Use scrapeconfig instead of servicemonitor #607

csibbitt · 2024-06-19T16:15:54Z

This allows us to create a prometheus config where targets are specified by DNS name, rather than IP addresses.

Solves a problem discovered here: #599 (comment)

Risks:

This may not work when using observability_strategy: use_community on default deployments of OCP <= 4.14 (at least)
- the prometheus operator from openshift-monitoring looks new enough, but the scrapeconfig CRD was missing in my test environments
- observability_strategy: use_redhat w/ obo-prometheus-operator from COO 0.2.0 works fine
I haven't done additional testing, for example ~~to ensure metrics labeling compatibility with all the other parts of the system, or~~ impact on the (deprecated) HA mode

csibbitt · 2024-06-19T16:37:20Z

...g/service-telemetry-operator/manifests/service-telemetry-operator.clusterserviceversion.yaml

+      - kind: ScrapeConfigs
+        name: scrapeconfigs.monitoring.coreos.com
+        version: v1alpha1
+      - kind: ServiceMonitors


This was missing previously, and I'm not 100% sure the effects. My guess is it would affected garbage collection in the operator-sdk, preventing these servicemonitors from being cleaned up automatically when the servicetelemetry object is deleted.
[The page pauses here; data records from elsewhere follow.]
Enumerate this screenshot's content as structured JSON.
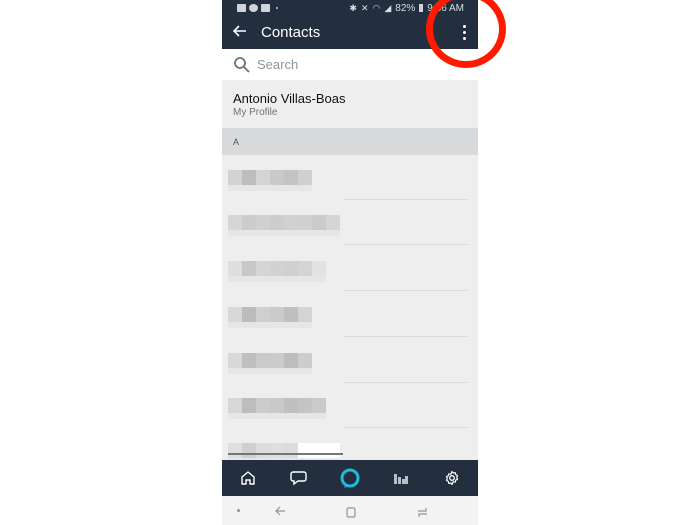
{
  "status_bar": {
    "left_icons": [
      "gallery-icon",
      "settings-notification-icon",
      "email-icon",
      "dot-icon"
    ],
    "right_icons": [
      "bluetooth-icon",
      "mute-icon",
      "wifi-icon",
      "signal-icon"
    ],
    "battery": "82%",
    "time": "9:36 AM"
  },
  "app_bar": {
    "back_icon": "arrow-left-icon",
    "title": "Contacts",
    "menu_icon": "more-vert-icon"
  },
  "search": {
    "placeholder": "Search"
  },
  "profile": {
    "name": "Antonio Villas-Boas",
    "subtitle": "My Profile"
  },
  "section_header": "A",
  "contacts": [
    {
      "label": "[blurred contact]"
    },
    {
      "label": "[blurred contact]"
    },
    {
      "label": "[blurred contact]"
    },
    {
      "label": "[blurred contact]"
    },
    {
      "label": "[blurred contact]"
    },
    {
      "label": "[blurred contact]"
    },
    {
      "label": "[blurred contact]"
    }
  ],
  "bottom_nav": [
    {
      "name": "home",
      "icon": "home-icon"
    },
    {
      "name": "communicate",
      "icon": "chat-bubble-icon"
    },
    {
      "name": "alexa",
      "icon": "alexa-ring-icon"
    },
    {
      "name": "play",
      "icon": "equalizer-icon"
    },
    {
      "name": "devices",
      "icon": "gear-icon"
    }
  ],
  "system_nav": [
    "recent-dot",
    "back-icon",
    "home-square-icon",
    "recents-icon"
  ],
  "colors": {
    "app_bar": "#232f3e",
    "alexa_accent": "#1ebcdc",
    "annotation_ring": "#ff1a00"
  }
}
softwarefactory-project-zuul · 2024-06-19T18:39:16Z

Build failed (check pipeline). Post recheck (without leading slash)
to rerun all jobs. Make sure the failure cause has been resolved before
you rerun jobs.

https://review.rdoproject.org/zuul/buildset/f801d6c3273d471990d68e8f495dbc93

❌ stf-crc-ocp_412-local_build FAILURE in 38m 04s
❌ stf-crc-ocp_414-local_build FAILURE in 37m 39s
❌ stf-crc-ocp_412-local_build-index_deploy FAILURE in 47m 40s
❌ stf-crc-ocp_414-local_build-index_deploy FAILURE in 47m 35s

csibbitt · 2024-06-20T14:17:37Z

I believe the smoketest failures are related to label changes. I'll take a closer look at this locally and see how bad it is (I see a lot of labels in that part of the code)
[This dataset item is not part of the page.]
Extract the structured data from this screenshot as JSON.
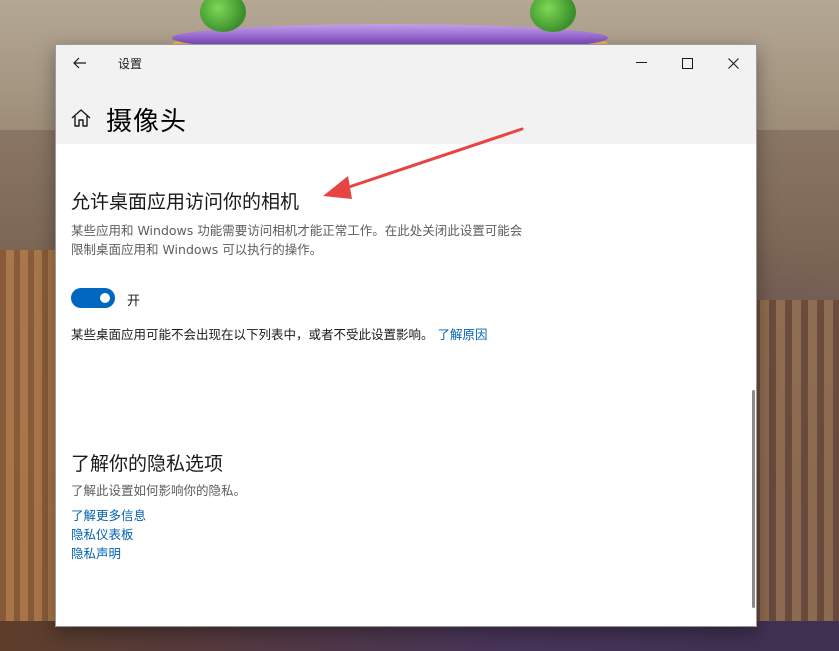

csibbitt · 2024-06-20T15:41:13Z

I adjusted the labels to exactly match what we were producing before and the smoketests passed locally.

vkmc

Looks good Chris, thanks! Considering we are removing the service monitors, what happen in brownfield deployments? Do the existing STF continue to run without change and the new scrape config component is deployed with new STF deployments? Thanks!

csibbitt · 2024-06-27T13:56:43Z

Looks good Chris, thanks! Considering we are removing the service monitors, what happen in brownfield deployments? Do the existing STF continue to run without change and the new scrape config component is deployed with new STF deployments? Thanks!
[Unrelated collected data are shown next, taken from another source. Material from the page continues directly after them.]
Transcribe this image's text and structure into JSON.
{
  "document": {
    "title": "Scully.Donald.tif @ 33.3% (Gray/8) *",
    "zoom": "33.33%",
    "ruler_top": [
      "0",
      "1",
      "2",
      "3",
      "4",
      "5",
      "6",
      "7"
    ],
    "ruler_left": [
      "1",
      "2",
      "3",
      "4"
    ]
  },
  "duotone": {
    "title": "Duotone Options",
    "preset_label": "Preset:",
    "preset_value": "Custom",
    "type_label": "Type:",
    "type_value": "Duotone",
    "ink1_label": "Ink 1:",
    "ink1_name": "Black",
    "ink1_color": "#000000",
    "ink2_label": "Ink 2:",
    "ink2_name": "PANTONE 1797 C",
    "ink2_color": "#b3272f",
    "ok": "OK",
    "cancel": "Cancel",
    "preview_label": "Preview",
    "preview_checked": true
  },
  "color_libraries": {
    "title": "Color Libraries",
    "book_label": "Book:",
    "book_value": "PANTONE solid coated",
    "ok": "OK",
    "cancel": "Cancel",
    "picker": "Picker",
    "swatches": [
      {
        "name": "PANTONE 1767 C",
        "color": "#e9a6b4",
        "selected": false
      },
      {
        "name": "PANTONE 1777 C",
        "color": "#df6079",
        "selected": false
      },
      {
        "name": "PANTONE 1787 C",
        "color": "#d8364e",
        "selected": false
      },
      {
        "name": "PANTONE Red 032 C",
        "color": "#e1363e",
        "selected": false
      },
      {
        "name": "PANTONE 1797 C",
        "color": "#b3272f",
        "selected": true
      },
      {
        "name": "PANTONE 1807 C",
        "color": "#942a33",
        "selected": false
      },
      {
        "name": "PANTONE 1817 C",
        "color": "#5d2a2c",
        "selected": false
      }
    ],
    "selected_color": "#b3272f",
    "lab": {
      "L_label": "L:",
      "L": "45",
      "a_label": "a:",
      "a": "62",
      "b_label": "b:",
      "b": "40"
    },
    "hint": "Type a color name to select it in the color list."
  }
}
No. The code as-is deploys the new ScrapeConfig objects, and then deletes the old ServiceMonitor objects[1]
If users have manually configured additional servicemonitors via the "servicemonitor_manifest" option[2], then they will be preserved.

Upgrade testing will be required, but I don't forsee any difficulties. The labels of the new metrics exactly match the old ones.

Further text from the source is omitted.